Texas Sends Virginia Execution Drug: Virginia has an execution scheduled for Thursday and has received assistance from Texas to provide the state with pentobarbital, a lethal drug used in executions. Michael Graczyk and Alanna Durkin of the AP reports that the three vials given to Virginia by Texas were legally purchased from a compounding pharmacy. Death penalty opponents are upset because Texas is not legally obliged to reveal the pharmacy's identity. Lawyers for Richard Glossip, a condemned Oklahoma inmate set to die this week, are challenging the trade, arguing that due to the difficulty of obtaining pentobarbital, Glossip faces lethal injection by midazolam, an alternative sedative. Glossip also claims that the Texas-Virginia trade is proof that pentobarbital is still available. Virginia will use the Texas-provided pentobarbital this week to execute 49-year-old Alfredo Rolando Prieto for the 1988 slaying of a young couple, who at the time of his conviction was already on death row in California for the rape and murder of a 15-year-old girl.
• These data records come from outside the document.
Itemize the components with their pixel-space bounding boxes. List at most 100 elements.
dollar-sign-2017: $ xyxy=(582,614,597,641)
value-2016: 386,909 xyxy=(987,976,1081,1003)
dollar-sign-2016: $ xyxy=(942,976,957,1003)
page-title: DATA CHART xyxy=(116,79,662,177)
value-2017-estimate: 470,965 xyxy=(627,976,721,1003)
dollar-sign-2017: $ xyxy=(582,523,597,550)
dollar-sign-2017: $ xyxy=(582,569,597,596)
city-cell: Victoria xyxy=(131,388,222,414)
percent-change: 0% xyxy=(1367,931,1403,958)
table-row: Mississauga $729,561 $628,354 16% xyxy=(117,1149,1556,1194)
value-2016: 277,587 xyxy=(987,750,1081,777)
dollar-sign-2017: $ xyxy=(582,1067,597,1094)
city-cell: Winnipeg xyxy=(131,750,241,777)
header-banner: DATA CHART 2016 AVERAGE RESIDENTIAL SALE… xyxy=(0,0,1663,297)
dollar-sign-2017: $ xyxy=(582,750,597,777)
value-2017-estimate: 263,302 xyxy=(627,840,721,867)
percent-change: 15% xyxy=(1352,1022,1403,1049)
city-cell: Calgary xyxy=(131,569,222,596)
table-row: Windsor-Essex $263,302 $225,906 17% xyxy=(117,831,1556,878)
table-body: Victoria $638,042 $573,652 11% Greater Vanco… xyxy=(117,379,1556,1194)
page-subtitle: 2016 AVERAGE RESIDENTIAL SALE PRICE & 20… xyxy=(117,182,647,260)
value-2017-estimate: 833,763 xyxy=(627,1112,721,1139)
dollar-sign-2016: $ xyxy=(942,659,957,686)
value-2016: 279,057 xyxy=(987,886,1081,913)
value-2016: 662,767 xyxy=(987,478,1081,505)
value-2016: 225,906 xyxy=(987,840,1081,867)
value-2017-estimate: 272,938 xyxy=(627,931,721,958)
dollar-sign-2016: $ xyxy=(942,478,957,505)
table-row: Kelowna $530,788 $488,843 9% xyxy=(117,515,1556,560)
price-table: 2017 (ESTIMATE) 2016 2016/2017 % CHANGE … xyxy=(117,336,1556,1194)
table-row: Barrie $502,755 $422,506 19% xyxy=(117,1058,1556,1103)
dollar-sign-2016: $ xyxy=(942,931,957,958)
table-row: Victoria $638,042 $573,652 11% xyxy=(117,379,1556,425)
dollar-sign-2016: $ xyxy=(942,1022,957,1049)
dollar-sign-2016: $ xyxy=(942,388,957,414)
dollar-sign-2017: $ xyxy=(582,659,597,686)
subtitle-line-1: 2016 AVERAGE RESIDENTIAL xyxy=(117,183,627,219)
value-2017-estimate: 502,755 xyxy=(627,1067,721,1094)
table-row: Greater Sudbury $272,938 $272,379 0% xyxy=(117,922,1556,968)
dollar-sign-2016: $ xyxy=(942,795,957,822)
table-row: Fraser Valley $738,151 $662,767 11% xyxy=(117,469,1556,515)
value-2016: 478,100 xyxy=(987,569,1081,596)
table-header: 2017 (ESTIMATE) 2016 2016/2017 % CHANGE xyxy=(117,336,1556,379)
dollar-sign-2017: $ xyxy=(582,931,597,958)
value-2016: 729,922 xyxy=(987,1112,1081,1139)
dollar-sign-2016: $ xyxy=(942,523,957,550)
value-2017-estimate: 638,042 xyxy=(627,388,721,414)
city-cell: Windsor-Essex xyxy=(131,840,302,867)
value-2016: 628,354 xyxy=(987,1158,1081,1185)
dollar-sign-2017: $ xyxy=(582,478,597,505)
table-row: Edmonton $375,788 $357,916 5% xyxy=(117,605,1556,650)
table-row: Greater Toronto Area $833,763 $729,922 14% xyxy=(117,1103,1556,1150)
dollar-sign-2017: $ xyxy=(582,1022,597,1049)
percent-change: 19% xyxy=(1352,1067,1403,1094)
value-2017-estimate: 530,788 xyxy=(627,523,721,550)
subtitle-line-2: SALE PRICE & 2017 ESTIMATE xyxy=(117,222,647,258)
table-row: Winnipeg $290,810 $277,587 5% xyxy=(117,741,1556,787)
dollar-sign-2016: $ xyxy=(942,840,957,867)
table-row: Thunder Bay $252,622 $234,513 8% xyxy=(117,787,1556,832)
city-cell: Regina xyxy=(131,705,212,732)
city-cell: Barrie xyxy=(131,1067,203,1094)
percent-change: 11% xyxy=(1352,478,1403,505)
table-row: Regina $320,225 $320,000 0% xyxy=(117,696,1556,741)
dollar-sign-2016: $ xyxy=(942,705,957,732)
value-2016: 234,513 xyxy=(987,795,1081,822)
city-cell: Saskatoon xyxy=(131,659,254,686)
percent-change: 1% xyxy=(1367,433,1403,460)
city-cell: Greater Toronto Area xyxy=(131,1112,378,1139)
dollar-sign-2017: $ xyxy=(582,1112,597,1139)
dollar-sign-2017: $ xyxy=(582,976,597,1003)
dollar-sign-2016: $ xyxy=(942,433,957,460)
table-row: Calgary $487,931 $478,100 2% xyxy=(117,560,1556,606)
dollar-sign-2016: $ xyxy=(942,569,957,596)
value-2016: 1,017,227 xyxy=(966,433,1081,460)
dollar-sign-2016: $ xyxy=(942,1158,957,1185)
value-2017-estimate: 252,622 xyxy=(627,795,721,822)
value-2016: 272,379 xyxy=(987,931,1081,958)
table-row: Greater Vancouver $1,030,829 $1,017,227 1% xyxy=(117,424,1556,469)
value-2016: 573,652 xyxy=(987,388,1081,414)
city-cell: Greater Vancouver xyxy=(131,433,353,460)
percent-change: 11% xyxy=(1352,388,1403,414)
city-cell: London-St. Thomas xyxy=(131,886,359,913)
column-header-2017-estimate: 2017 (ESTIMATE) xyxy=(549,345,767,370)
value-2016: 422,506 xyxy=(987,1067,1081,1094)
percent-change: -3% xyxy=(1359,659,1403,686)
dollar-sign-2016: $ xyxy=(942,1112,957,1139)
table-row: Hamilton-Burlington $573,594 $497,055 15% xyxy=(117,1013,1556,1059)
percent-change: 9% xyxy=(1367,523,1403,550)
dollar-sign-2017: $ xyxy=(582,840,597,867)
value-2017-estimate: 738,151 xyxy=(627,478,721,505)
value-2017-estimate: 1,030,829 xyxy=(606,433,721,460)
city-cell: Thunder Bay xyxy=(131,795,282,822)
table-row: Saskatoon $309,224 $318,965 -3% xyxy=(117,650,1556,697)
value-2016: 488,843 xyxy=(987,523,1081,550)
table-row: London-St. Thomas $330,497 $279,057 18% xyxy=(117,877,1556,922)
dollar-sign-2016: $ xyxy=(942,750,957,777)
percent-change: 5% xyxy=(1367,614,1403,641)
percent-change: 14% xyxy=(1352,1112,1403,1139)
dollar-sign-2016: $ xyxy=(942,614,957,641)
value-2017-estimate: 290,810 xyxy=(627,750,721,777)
Prop 47 Could Purge DNA Database: The fate of an estimated half-million DNA samples collected from felony arrestees in California is in question following the latest court battle over Proposition 47, the 2014 voter-approved measure which reduces certain felonies to misdemeanors. Kristina Davis of the San Diego Union-Tribune reports that the latest court ruling involved a San Diego teenager who applied to have his felony commercial burglary charge reclassified to a misdemeanor. That request was granted by the state's 4th District Court of Appeal, which also held that "voters intended Proposition 47's retroactive relief to result in the purging of existing DNA samples." Approximately 2.5 million DNA samples are stored in California's Data Bank, and from April to June of this year, hits from the database aided 48,000 investigations. Escondido Police Chief Craig Carter believes that "the removal of such a large portion of the DNA database would be detrimental to law enforcement."
AB 109 Rules Set Violent Parolee Free: Last July, a parolee and known gang member from Indio, California, shot his girlfriend in the leg at an apartment complex and was arrested on suspicion of assault with a deadly weapon and being a felon in possession of a firearm. Two weeks later, he was granted bail and released, returning to his girlfriend's apartment complex to shoot her again, this time paralyzing her. Brooke Beare of KESQ reports that following 25-year-old Lawrence Moreno's arrest for the first shooting in July, a parole hold -- a no-bail status to ensure arrestees remain behind bars -- was placed on him, but it was then lifted allowing a judge to release Moreno on bail so that he could attempt to murder his girlfriend a second time. Moreno was tracked to his home two days after the second shooting, and charged with two counts of attempted murder and one count each of burglary, witness intimidation and being a felon in possession of a firearm, in addition to nine sentence-enhancing allegations.
Note: Prior to AB 109, a law enacted by Gov. Brown in 2011, a violent gangbanging felon such as Moreno would have been held without bail for shooting his girlfriend. By simply being a felon in possession of a firearm, a violation of his parole conditions, his parole could have been revoked by the state, sending him back to prison for one year. However, post-AB 109, parole violators are the responsibility of the county rather than the state, enabling judges to grant bail to violent parolees in spite of the consequences to public safety.